In 1989, Madonna showed a black Jesus, a burning crucifix, and a queer utopia filled with shirtless male dancers in her music video for Like A Prayer – earning criticism from the Pope himself. Some argued her lyrics about getting on your knees were collating prayer time with the act of fellatio.
Yet at a time where racism was unavoidable in America and the AIDS epidemic was resulting in the spread of misinformation and hatred towards gay people, this single’s rollout was a timely act of solidarity. Songs like The Pet Shop Boys’ It’s A Sin and its criticism of how Catholicism handles homosexuality, and later on, Lady Gaga’s 2011 banger Judas, which showed how religion is so often hinged on abusive male power, both touched on similar ground.
Hip Hop has also been a genre filled with powerful statements around religion. When the late rap legend Tupac Shakur used the artwork of his 1996 Makaveli album to depict himself as a black Jesus Christ riddled with bullet wounds, he was presciently showing how African American celebrities were torn apart by the media and their pain treated more like entertainment than something deserved of empathy. This message was furthered on his eerie song Blasphemy, where Tupac bluntly rapped about black Americans being in “hell already, our dumb asses not knowing: everybody kissing ass to go to Heaven isn’t going”.

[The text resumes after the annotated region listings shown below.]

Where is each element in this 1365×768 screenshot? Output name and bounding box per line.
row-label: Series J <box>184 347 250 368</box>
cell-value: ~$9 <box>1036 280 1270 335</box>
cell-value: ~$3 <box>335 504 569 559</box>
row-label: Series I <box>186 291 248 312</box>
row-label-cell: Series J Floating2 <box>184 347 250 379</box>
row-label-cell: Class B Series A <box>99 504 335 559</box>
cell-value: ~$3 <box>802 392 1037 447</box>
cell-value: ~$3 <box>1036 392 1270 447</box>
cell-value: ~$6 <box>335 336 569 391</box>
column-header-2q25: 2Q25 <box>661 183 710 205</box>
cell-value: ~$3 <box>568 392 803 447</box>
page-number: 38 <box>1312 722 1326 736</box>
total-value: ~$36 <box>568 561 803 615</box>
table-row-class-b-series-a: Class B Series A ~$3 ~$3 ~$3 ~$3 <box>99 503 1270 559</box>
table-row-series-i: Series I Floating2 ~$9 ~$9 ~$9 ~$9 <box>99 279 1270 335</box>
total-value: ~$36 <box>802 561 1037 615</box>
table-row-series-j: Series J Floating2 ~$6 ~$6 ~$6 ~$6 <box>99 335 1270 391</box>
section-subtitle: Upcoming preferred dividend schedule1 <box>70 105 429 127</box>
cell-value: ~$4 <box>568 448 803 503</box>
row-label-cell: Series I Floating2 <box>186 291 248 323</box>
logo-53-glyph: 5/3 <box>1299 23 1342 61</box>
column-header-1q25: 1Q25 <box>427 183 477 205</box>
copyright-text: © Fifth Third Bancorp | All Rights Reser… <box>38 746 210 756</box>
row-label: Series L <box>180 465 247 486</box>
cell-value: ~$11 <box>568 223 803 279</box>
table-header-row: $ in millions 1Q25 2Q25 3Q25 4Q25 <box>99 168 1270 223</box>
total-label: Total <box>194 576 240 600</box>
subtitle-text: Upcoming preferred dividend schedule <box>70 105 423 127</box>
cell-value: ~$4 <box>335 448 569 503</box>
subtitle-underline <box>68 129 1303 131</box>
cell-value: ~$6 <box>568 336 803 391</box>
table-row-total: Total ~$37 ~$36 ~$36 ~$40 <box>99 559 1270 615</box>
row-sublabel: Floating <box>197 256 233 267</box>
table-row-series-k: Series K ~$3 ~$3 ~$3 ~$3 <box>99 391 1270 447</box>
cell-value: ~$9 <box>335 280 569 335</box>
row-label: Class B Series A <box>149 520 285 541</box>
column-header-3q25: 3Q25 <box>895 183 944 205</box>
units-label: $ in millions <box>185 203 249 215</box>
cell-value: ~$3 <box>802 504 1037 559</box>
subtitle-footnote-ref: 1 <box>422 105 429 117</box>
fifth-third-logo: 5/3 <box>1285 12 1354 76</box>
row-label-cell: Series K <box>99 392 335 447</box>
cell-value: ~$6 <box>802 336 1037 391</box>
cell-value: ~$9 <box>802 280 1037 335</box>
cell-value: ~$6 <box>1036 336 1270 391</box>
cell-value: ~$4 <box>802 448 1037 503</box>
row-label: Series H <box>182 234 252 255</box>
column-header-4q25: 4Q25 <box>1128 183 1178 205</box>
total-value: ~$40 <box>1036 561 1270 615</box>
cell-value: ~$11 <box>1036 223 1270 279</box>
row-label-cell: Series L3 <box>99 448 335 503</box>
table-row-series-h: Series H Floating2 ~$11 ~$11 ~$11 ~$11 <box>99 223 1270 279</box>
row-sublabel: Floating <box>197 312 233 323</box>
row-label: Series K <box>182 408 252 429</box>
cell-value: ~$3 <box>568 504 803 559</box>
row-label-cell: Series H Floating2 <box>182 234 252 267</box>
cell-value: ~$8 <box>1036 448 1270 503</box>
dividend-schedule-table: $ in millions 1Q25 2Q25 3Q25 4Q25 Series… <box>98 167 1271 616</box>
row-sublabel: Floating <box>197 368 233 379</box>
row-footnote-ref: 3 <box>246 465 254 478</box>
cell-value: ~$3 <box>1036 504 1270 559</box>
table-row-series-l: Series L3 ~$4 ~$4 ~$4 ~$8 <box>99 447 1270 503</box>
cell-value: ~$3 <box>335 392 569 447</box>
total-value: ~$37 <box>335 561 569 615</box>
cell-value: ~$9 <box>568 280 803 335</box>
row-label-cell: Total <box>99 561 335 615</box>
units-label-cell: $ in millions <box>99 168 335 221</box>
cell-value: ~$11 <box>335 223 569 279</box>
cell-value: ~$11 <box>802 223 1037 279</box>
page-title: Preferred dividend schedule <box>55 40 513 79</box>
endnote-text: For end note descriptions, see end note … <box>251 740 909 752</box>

In a pre-internet age, these iconic rock stars each felt like they were offering a thoughtful social critique. Yet in a world where fiery Twitter debate dominates the agenda and controversy is a shortcut to viral success, their modern counterparts see Satanic imagery simply as a costume and a prop.
Amid a cost of living crisis in the 2020s, faith is one of the only things the working classes have left that doesn’t involve getting into serious debt. The constant attacks on God by detached millionaire pop stars, therefore, feel unnecessarily harsh. In the UK, Christianity is also in a state of decline, which makes it feel like low hanging fruit and a cheap target. In America that’s a completely different story, with the Christian mindset still dominating the political agenda and laws around abortion, which makes Lil Nas X’s lack of message feel even more lazy.
Lil Nas X will almost certainly enrage a bunch of Christian commentators with his latest stunt, but he’s already inspiring just as many yawns. In the bible, the prophecy of the suffering servant in Isaiah 53 is only completed after Jesus willingly accepts humiliation without retaliation. And this really is the best response to Lil Nas X’s lazy J Christ, with apathy and low streaming numbers the perfect way to tell our pop stars that their religious commentary has never felt more puerile. Imagine a world without trite anti-religious mainstream pop stunts, it’s easy if you try.